Comportamenti in vivo e in vitro diversi in importante meccanismo di secrezione della cellula
L’esocitosi, il processo fondamentale attraverso cui le cellule secernono ormoni come l’insulina e altre sostanze utili in biologia, è regolata molto diversamente negli esseri viventi rispetto alle culture in laboratorio di tessuti e organi espiantati, secondo una ricerca presentata alla American Society of Cell Biology, in occasione della 50-sima riunione annuale a Philadelphia.
I risultati, inaspettati, che la regolazione dell’esocitosi “in vivo” non è la stessa che nel processo a lungo studiato “in vitro” è un avvertimento che esiste un enorme divario tra gli esperimenti di laboratorio e la biologia delle cellule vive negli animali e negli esseri umani, ha detto Robert Weigert, del National Institutes of Health (NIH), Istituto Nazionale di Ricerca dentale e craniofacciale (NIDCR).
Durante l’esocitosi, una cellula impacchetta internamente le sue secrezioni e le traghetta verso la membrana plasmatica (PM) che delimita la cellula dall’ambiente circostante.
Lì i pacchetti, che sono chiamati vescicole secretorie, si fondono con la membrana cellulare e quindi viene espulso il loro contenuto. Il processo è stato studiato per decenni in esperimenti su cellule e tessuti cresciuti in coltura.
Grazie alla tecnologia di microscopia ottica di imaging intravitale, Weigert e colleghi sono stati in grado di determinare per la prima volta come l’esocitosi si verifica effettivamente nelle ghiandole salivari di un topo vivo.
Secondo i precedenti studi in vitro delle ghiandole salivari, le vescicole secretorie si fondono con la membrana, formando stringhe di vescicole in un processo stimolato da due classi di interruttori chimici, muscarinici e recettori beta-adrenergici.

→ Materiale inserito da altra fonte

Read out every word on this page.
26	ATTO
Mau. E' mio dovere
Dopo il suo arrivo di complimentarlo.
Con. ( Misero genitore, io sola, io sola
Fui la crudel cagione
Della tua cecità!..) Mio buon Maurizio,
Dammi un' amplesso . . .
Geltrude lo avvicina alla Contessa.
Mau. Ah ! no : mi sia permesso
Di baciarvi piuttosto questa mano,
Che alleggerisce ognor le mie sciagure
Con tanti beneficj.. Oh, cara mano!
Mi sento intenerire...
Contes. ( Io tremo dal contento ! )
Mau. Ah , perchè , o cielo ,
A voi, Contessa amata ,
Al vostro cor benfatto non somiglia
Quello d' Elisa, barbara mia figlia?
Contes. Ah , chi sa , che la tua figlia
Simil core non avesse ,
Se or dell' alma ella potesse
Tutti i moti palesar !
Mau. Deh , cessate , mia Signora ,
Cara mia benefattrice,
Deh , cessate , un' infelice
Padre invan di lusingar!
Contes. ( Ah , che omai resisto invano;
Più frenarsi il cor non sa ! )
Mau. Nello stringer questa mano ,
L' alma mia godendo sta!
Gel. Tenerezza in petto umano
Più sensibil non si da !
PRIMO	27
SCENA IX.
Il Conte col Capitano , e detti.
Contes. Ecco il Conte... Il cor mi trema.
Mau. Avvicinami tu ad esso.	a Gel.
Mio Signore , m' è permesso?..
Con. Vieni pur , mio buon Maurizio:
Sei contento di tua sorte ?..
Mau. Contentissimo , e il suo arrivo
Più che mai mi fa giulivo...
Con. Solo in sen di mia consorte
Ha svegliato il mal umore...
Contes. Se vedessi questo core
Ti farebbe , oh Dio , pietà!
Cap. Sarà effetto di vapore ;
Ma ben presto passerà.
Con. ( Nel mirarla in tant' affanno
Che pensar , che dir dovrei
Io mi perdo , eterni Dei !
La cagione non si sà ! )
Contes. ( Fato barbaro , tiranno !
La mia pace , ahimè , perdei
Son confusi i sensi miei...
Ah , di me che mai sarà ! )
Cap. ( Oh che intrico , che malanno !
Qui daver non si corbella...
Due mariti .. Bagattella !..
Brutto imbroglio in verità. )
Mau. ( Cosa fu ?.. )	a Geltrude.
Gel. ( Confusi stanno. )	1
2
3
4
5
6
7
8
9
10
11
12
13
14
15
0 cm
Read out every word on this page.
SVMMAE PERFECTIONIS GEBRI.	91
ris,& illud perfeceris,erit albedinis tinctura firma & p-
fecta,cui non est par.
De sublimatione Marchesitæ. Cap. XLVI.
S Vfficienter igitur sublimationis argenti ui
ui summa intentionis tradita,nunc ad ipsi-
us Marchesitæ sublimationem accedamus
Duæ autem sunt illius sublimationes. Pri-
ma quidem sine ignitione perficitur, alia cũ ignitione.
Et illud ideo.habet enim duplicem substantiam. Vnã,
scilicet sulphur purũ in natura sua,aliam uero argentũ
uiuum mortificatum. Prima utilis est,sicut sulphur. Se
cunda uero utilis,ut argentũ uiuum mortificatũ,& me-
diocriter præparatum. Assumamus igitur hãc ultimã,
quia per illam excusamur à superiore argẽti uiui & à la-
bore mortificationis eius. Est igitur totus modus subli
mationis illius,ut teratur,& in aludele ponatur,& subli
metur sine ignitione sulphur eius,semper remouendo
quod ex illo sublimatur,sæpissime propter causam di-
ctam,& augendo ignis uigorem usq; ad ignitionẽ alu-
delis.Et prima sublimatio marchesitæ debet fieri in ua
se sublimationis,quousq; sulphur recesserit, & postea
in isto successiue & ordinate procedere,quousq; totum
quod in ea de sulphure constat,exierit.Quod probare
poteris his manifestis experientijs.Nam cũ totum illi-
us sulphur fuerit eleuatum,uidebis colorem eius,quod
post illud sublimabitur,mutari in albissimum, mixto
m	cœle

Tuttavia, quando gli scienziati hanno esaminato il processo in vivo, hanno visto le vescicole secretorie fuse, non in stringhe, ma una ad una singolarmente con la membrana plasmatica e sotto stimolazione dei soli recettori beta-adrenergici.
Loro ulteriori studi in vivo hanno rivelato che il fassaggio della fusione con la membrana richiede il montaggio di una specie di impalcatura attorno alla membrana delle vescicole.
Questa impalcatura contiene actina, una proteina che forma filamenti, e miosina II, una proteina che si lega ai filamenti di actina multipli. Una volta montate, queste molecole generano una forza contrattile che spinge le membrane e guida il processo di fusione fino al completamento.
Le differenze molecolari tra “in vivo” e “in vitro” possono sembrare minori, ma possono invece avere un grande impatto, ha detto Weigert, perché l’esocitosi è fondamentale per comprendere la base delle disfunzioni secretore come il diabete, in cui è l’insulina a venire trasportata in vescicole di secrezione fuori dalla membrana cellulare.